Anyone have any experience buying a used one and getting it flashed at a dealership? Or anyone have any experience/success getting a used one off EXACTLY the same car and swapping it out for the bad one that keeps my "service engine light" on?

Also, left my e-brake on and right rear brake froze. Had to loosen it "gently" with a 5 lb. hammer. After this right rear brake pads made contact with rotor while driving. So I replaced both rear rotors, bled brake lines, and went to replace the pads but can't get either left or right rear caliper piston to adjust enough to accommodate the new larger brake pads. 
I tried using the special caliper adjustment tool without much success, the caliper piston does not want to turn. A lot of people seem to have success using a c-clamp with bleeder valve open to suppress the caliper piston enough to accommodate new brake pads.

So second question is this, Can I use a c-clamp on the caliper piston without permanently damaging it (assuming the bleeder valve is open)?

Forgive me if these are stupid questions, I am doing all this for the first time as I am trying to get the car presentable so I can sell her. After ten years and 120k miles its time for me to move on....


----------



## smj999smj (Jan 1, 2006)

ECM's don't need to be flashed on 97 Maximas. You just have to make sure you get the right one. 

Don't use a C-clamp on your rear brake calipers. The piston needs to be turned in. If it won't go in, try loosening the e-brake cable.


----------



## 99 maximo (Jan 21, 2014)

From my experience the piston should go in without having to loosen the e-brake cable. I had one that would not turn. I broke two of the OEM blocks that I bought from Autozone. So I just bought a new caliper and it came with a lifetime warranty. Its better than fighting with it.


----------



## smj999smj (Jan 1, 2006)

99 maximo said:


> From my experience the piston should go in without having to loosen the e-brake cable. I had one that would not turn. I broke two of the OEM blocks that I bought from Autozone. So I just bought a new caliper and it came with a lifetime warranty. Its better than fighting with it.
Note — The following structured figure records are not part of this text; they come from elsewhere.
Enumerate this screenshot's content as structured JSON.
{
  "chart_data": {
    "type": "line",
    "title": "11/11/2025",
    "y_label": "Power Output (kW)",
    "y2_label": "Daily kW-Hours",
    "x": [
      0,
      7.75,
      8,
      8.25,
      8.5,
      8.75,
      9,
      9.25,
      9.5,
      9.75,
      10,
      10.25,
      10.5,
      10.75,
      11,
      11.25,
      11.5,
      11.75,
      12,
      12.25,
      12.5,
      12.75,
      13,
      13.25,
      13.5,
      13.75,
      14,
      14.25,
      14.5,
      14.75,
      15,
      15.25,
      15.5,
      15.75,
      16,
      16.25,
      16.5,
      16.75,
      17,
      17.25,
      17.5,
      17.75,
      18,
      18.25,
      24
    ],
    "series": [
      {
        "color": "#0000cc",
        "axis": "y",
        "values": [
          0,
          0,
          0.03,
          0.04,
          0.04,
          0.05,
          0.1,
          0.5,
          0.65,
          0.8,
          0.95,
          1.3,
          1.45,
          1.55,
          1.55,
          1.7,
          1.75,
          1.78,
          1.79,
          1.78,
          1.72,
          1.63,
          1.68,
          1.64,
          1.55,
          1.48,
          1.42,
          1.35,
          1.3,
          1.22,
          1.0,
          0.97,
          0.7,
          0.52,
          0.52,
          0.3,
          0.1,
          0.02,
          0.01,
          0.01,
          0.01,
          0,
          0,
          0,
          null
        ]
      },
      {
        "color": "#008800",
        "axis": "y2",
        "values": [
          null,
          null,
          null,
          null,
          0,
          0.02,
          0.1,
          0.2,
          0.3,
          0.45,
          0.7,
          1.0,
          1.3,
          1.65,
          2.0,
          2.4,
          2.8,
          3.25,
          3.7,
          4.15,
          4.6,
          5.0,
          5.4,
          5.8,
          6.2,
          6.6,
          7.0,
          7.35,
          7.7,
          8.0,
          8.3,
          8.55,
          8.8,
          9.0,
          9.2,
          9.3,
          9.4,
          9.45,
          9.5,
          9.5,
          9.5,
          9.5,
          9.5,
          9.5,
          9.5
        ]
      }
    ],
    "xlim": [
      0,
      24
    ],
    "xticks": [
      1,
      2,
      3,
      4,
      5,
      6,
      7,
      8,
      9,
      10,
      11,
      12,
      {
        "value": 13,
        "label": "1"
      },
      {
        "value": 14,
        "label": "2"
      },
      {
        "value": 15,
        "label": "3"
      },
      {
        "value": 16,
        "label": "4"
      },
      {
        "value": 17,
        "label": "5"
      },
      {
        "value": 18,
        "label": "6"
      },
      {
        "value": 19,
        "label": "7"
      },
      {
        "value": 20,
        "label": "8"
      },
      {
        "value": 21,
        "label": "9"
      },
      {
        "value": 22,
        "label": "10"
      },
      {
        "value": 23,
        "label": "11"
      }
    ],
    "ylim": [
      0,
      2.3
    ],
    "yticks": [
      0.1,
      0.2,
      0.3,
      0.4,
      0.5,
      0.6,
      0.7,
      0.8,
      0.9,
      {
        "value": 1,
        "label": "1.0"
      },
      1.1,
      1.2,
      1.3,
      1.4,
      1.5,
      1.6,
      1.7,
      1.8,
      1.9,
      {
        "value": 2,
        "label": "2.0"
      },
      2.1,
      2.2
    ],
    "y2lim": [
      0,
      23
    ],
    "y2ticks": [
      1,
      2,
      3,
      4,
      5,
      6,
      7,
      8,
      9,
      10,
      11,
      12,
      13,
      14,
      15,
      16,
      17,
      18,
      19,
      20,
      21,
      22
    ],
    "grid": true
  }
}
I agree in that you "shouldn't" have to loosen the brake cable, but I've ran into a couple over the years that did start to turn in once I loosened or disconnected the cable from the rear caliper. It's worth a shot before laying out the money for a new caliper and having to bleed the brake line.


----------



## Rob_themechanic1 (Oct 1, 2014)

Sounds like a frozen caliper to me. not sure on the ecm.


----------